If you are wondering which of the Australian share market's giants you should buy, then read on.
That's because the team at Morgans has given its verdict on three of the largest shares on the ASX.
Are they buys, holds, or sells? Here's what the broker is recommending to clients:
CSL Ltd (ASX: CSL)
Morgans thinks that CSL shares could be in the buy zone right now. The broker believes the biotechnology giant's shares are trading on an unjustifiably low valuation, which has created a buying opportunity for investors.
The broker has a buy rating and $249.51 price target on its shares. It said:
Despite the majority of the business "tracking to plan", FY26 cc guidance had been downgraded (2-3% at revenue and NPATA mid-points), mainly reflecting continued declines in US influenza vaccination rates, although Chinese government cost containment affecting albumin demand was also flagged. While management is confident it can limit the impact of the latter to 1HFY26 via mitigation measures, ongoing uncertainty in the US influenza vaccine market has seen FY27-28 NPATA growth expectations moderate (to HSD from DD) and delay the demerger of Seqirus (prior FY26).
Although it remains challenging to know when US influenza vaccination rates will stabilise, we believe the risk of a permanently lower base is being over-priced, with Seqirus and Vifor marked down, with even Behring trading below peers and well under its long-term average, which we see as unjustified.
Commonwealth Bank of Australia (ASX: CBA)
Morgans isn't anywhere near as positive on banking giant Commonwealth Bank of Australia.
The broker thinks that its shares are overvalued and could fall heavily from current levels. It has a sell rating and $96.07 price target on them.
Morgans is highlights that it is concerned that tougher trading conditions and its current valuation mean there is a risk of poor future investment returns. It explains:
The market's response to a mild earnings miss for a stock priced for perpetual perfection was today's sharp share price decline. WBC seemed to be a beneficiary. We've downgraded FY26-28F EPS and DPS by c.3%. Lower earnings also reduces terminal ROTE and sustainable growth in our DCF valuation. DCF-based target price declines to $96.07/sh.
We remain SELL rated on CBA, recommending clients aggressively reduce overweight positions given the risk of poor future investment returns arising from the even-now overvalued share price and low-to-mid single digit EPS/DPS growth outlook.
Rio Tinto Ltd (ASX: RIO)
The team at Morgans was pleased with this mining giant's strong finish to FY 2025. However, it highlights that this will be hard to repeat in the first quarter of FY 2026.

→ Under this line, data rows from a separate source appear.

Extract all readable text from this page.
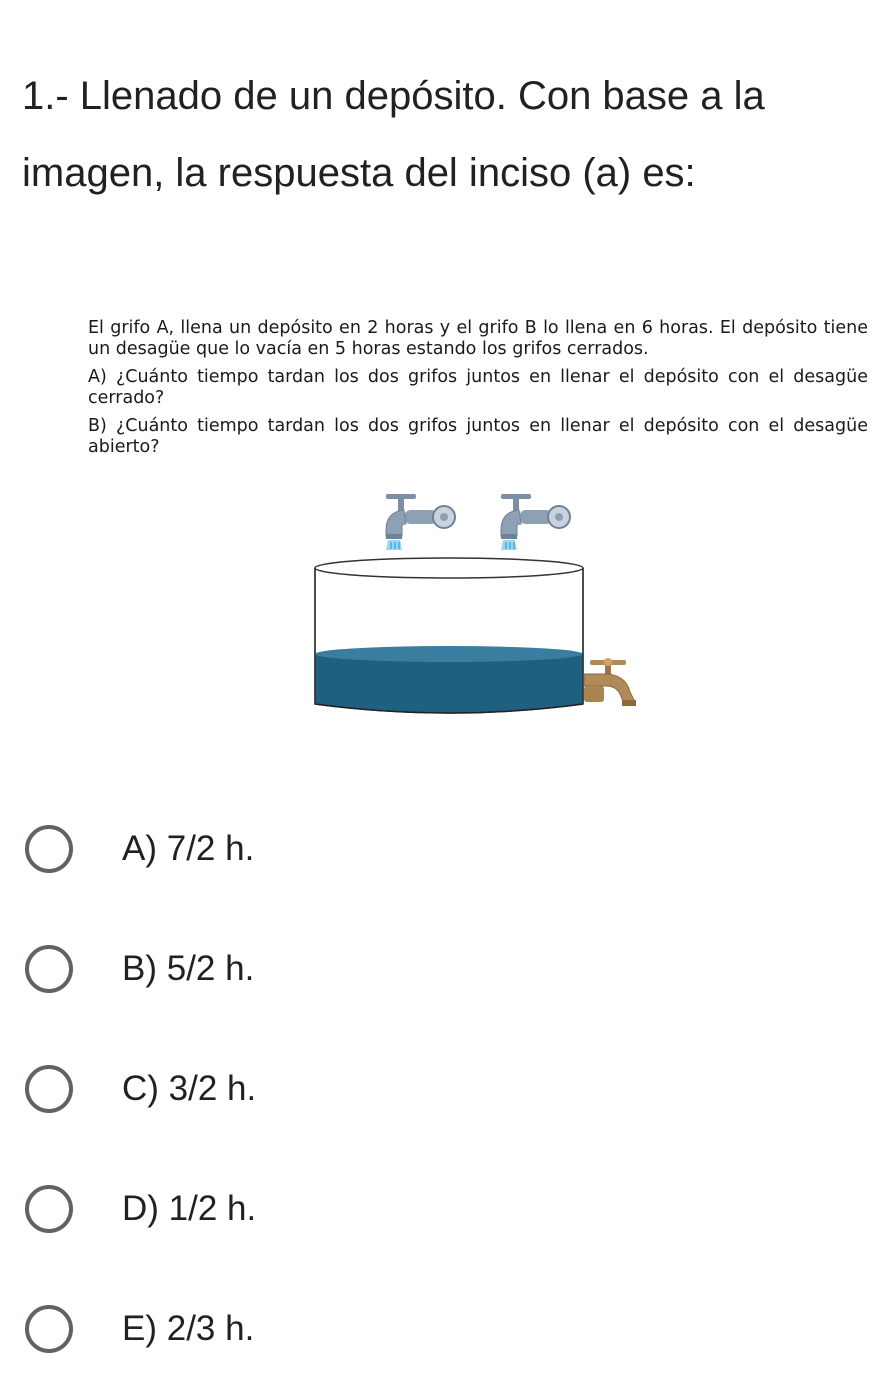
1.- Llenado de un depósito. Con base a la imagen, la respuesta del inciso (a) es:

El grifo A, llena un depósito en 2 horas y el grifo B lo llena en 6 horas. El depósito tiene un desagüe que lo vacía en 5 horas estando los grifos cerrados.

A) ¿Cuánto tiempo tardan los dos grifos juntos en llenar el depósito con el desagüe cerrado?

B) ¿Cuánto tiempo tardan los dos grifos juntos en llenar el depósito con el desagüe abierto?

A) 7/2 h.
B) 5/2 h.
C) 3/2 h.
D) 1/2 h.
E) 2/3 h.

As a result, it feels that Rio Tinto's shares are looking overvalued and has retained its trim rating and $140.00 price target on them. It said:
Record 4Q Pilbara production and shipments enabled RIO to land at the lower end of CY25 guidance, recovering from cyclone disruptions back in 1Q. Copper beat estimates by 14% on Escondida and Oyu Tolgoi strength. Simandou achieved first shipment in December as guided. Making hay while the sun shines, with copper and iron ore beats, but a quarter that will be hard to repeat with Pilbara shipments to normalise and Escondida grades set to moderate in CY26. Valuation remains stretched at current levels. We maintain our TRIM rating with target price unchanged at A$140.